Nov 11 — Two security researchers won the title of “top hacker” for discovering vulnerabilities in Amazon Echo and Samsung’s Galaxy S10 in this year’s Pwn2Own hacking contest in Tokyo, Japan, foreign media reported.
Pictured: Team Fluoracetate by Amat Cama (left) and Richard Zhu
Amat Cama and Richard Zhu, who formed the so-called Team Fluoroacetate, discovered vulnerabilities in the latest Amazon Echo Show 5, an Alexa-based smart display. A $60,000 bonus was awarded for this.

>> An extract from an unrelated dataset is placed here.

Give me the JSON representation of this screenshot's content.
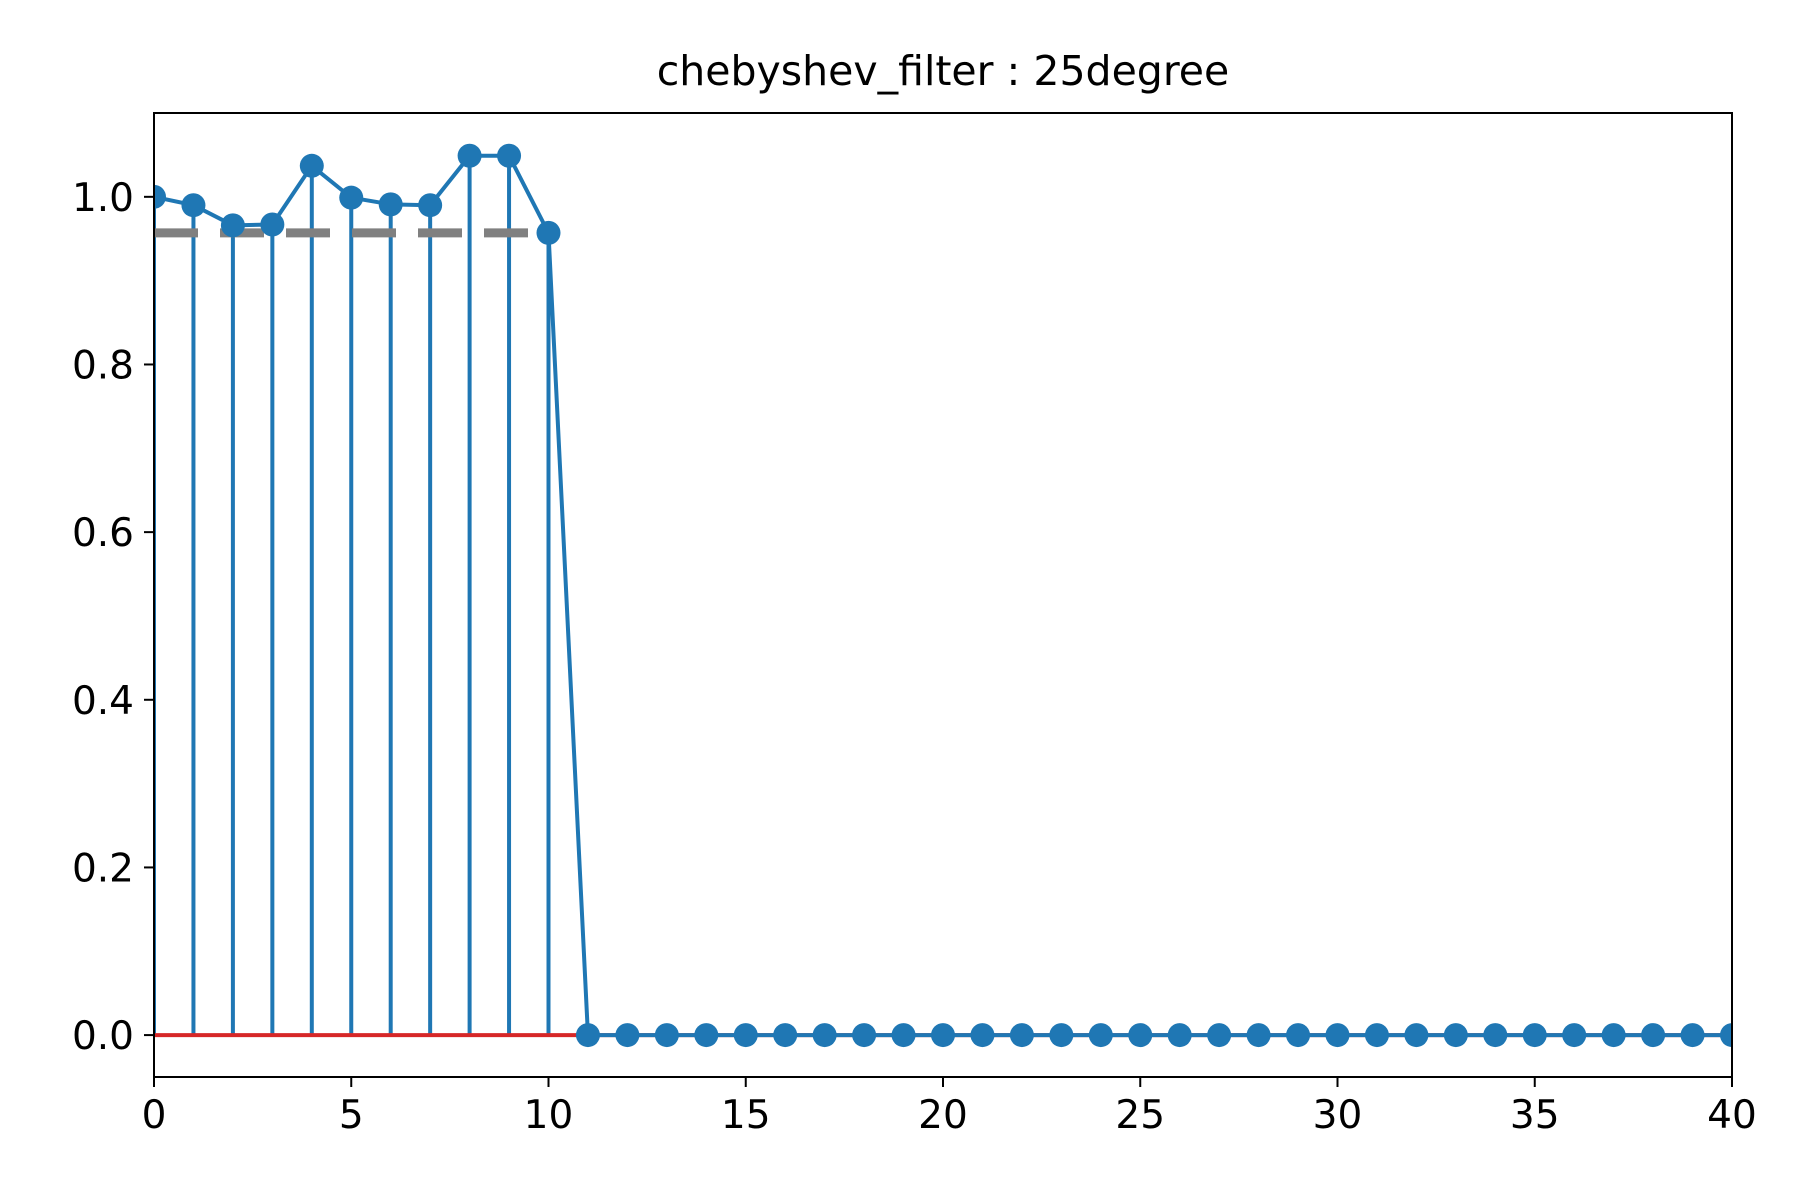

Two researchers found that the device used an older version of Google’s open-source browser project Chromium, and that newly discovered vulnerabilities allowed them to “fully control” the device when it connected to a malicious Wi-Fi hotspot. The researchers tested their findings in the RF shielding enclosure to prevent any external interference.
Amazon has said it is “investigating the study” and will take action to fix the vulnerability if necessary, but it has no timetable for fixing the vulnerability.

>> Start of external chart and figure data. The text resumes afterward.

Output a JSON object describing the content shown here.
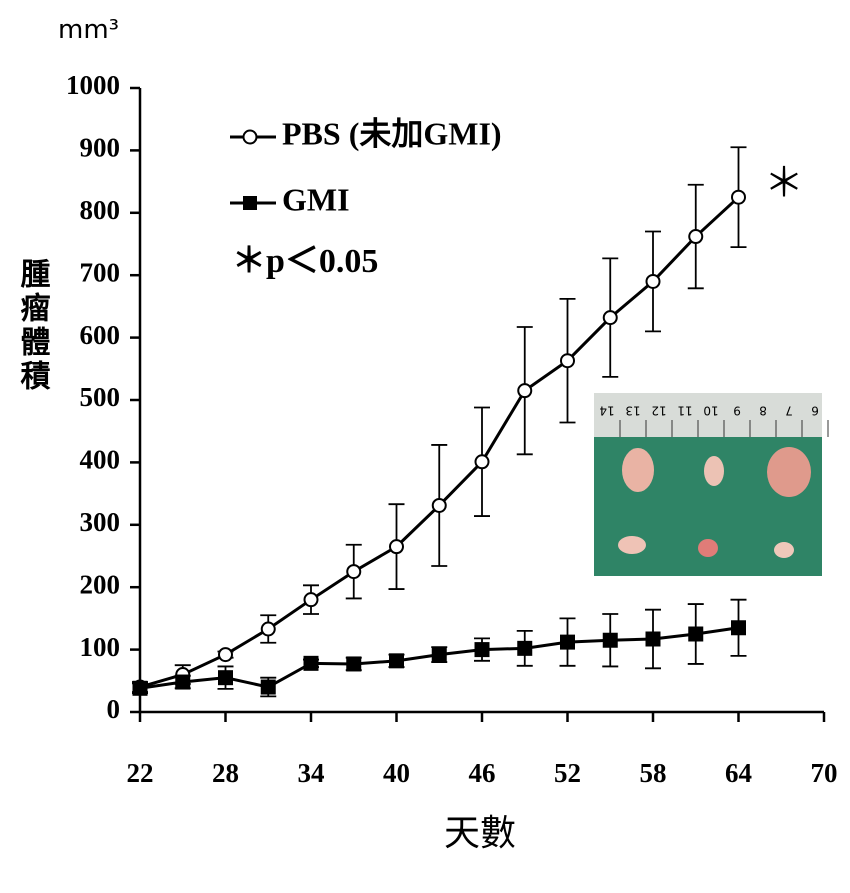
{
  "chart_data": {
    "type": "line",
    "y_unit": "mm³",
    "ylabel": "腫瘤體積",
    "xlabel": "天數",
    "annotation": "＊p＜0.05",
    "end_marker": "＊",
    "inset_ruler": [
      "14",
      "13",
      "12",
      "11",
      "10",
      "9",
      "8",
      "7",
      "6"
    ],
    "xlim": [
      22,
      70
    ],
    "xticks": [
      22,
      28,
      34,
      40,
      46,
      52,
      58,
      64,
      70
    ],
    "ylim": [
      0,
      1000
    ],
    "yticks": [
      0,
      100,
      200,
      300,
      400,
      500,
      600,
      700,
      800,
      900,
      1000
    ],
    "series": [
      {
        "name": "PBS (未加GMI)",
        "color": "#000000",
        "marker": "open-circle",
        "x": [
          22,
          25,
          28,
          31,
          34,
          37,
          40,
          43,
          46,
          49,
          52,
          55,
          58,
          61,
          64
        ],
        "values": [
          40,
          60,
          92,
          133,
          180,
          225,
          265,
          331,
          401,
          515,
          563,
          632,
          690,
          762,
          825
        ],
        "errors": [
          8,
          15,
          5,
          22,
          23,
          43,
          68,
          97,
          87,
          102,
          99,
          95,
          80,
          83,
          80
        ]
      },
      {
        "name": "GMI",
        "color": "#000000",
        "marker": "filled-square",
        "x": [
          22,
          25,
          28,
          31,
          34,
          37,
          40,
          43,
          46,
          49,
          52,
          55,
          58,
          61,
          64
        ],
        "values": [
          38,
          48,
          55,
          40,
          78,
          77,
          82,
          92,
          100,
          102,
          112,
          115,
          117,
          125,
          135
        ],
        "errors": [
          8,
          10,
          18,
          15,
          6,
          10,
          10,
          12,
          18,
          28,
          38,
          42,
          47,
          48,
          45
        ]
      }
    ]
  }
}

Meanwhile, Kama and Richard took advantage of a vulnerability in Java Script to get photos of the Samsung Galaxy S10, for which they won a $30,000 prize. They received a total of $195,000 in bonuses after testing vulnerabilities on Samsung’s TVs and Xiaomi laptops.

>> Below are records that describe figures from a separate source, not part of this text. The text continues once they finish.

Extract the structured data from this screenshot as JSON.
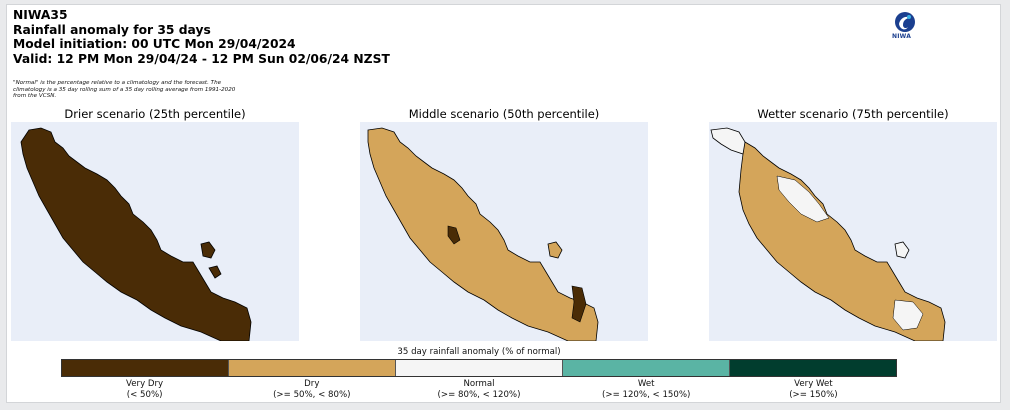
{
  "header": {
    "line1": "NIWA35",
    "line2": "Rainfall anomaly for 35 days",
    "line3": "Model initiation: 00 UTC Mon 29/04/2024",
    "line4": "Valid: 12 PM Mon 29/04/24 - 12 PM Sun 02/06/24 NZST"
  },
  "note": "\"Normal\" is the percentage relative to a climatology and the forecast. The climatology is a 35 day rolling sum of a 35 day rolling average from 1991-2020 from the VCSN.",
  "logo": {
    "text": "NIWA",
    "icon": "niwa-logo-icon"
  },
  "panels": [
    {
      "title": "Drier scenario (25th percentile)",
      "dominant": "Very Dry"
    },
    {
      "title": "Middle scenario (50th percentile)",
      "dominant": "Dry"
    },
    {
      "title": "Wetter scenario (75th percentile)",
      "dominant": "Dry"
    }
  ],
  "colorbar": {
    "title": "35 day rainfall anomaly (% of normal)",
    "categories": [
      {
        "name": "Very Dry",
        "range": "(< 50%)",
        "color": "#4a2c06"
      },
      {
        "name": "Dry",
        "range": "(>= 50%, < 80%)",
        "color": "#d4a55a"
      },
      {
        "name": "Normal",
        "range": "(>= 80%, < 120%)",
        "color": "#f5f5f5"
      },
      {
        "name": "Wet",
        "range": "(>= 120%, < 150%)",
        "color": "#5ab4a4"
      },
      {
        "name": "Very Wet",
        "range": "(>= 150%)",
        "color": "#013d2e"
      }
    ]
  },
  "colors": {
    "ocean": "#e9eef8",
    "outline": "#000000"
  }
}
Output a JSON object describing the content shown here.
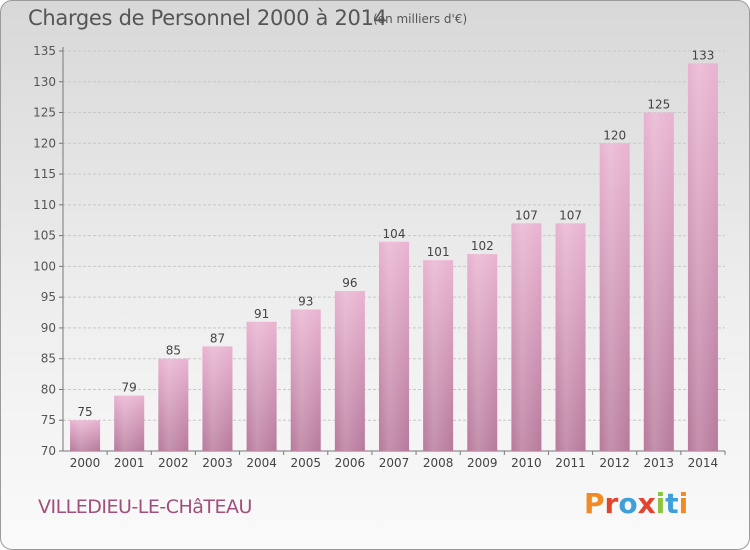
{
  "chart_data": {
    "type": "bar",
    "title": "Charges de Personnel 2000 à 2014",
    "subtitle": "(en milliers d'€)",
    "categories": [
      "2000",
      "2001",
      "2002",
      "2003",
      "2004",
      "2005",
      "2006",
      "2007",
      "2008",
      "2009",
      "2010",
      "2011",
      "2012",
      "2013",
      "2014"
    ],
    "values": [
      75,
      79,
      85,
      87,
      91,
      93,
      96,
      104,
      101,
      102,
      107,
      107,
      120,
      125,
      133
    ],
    "ylim": [
      70,
      135
    ],
    "yticks": [
      70,
      75,
      80,
      85,
      90,
      95,
      100,
      105,
      110,
      115,
      120,
      125,
      130,
      135
    ],
    "grid": true,
    "xlabel": "",
    "ylabel": ""
  },
  "footer": {
    "location": "VILLEDIEU-LE-CHâTEAU",
    "brand": "Proxiti"
  },
  "colors": {
    "bar_light": "#e9b3d1",
    "bar_dark": "#b7799b",
    "location_text": "#a0507a",
    "brand_letters": [
      "#f08a24",
      "#e2452f",
      "#3f9fd8",
      "#e2452f",
      "#8cc43f",
      "#3f9fd8",
      "#f08a24"
    ]
  }
}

Companies that provide these devices now have 90 days to fix the vulnerability through software updates before releasing details to the public.
Hosted by Zero Day Initiative, the Pwn2Own event invites “white hat” hackers to find previously unknown vulnerabilities in the products of large technology companies and can be paid a high price.
For the third year in a row, Team Fluoroacetate has been awarded the top title, “Master Pwn”.
Earlier this year, Kama and Richard were awarded $375,000 for discovering a vulnerability in Tesla’s Model 3 software. Tesla quickly fixed the problem with a wireless upgrade.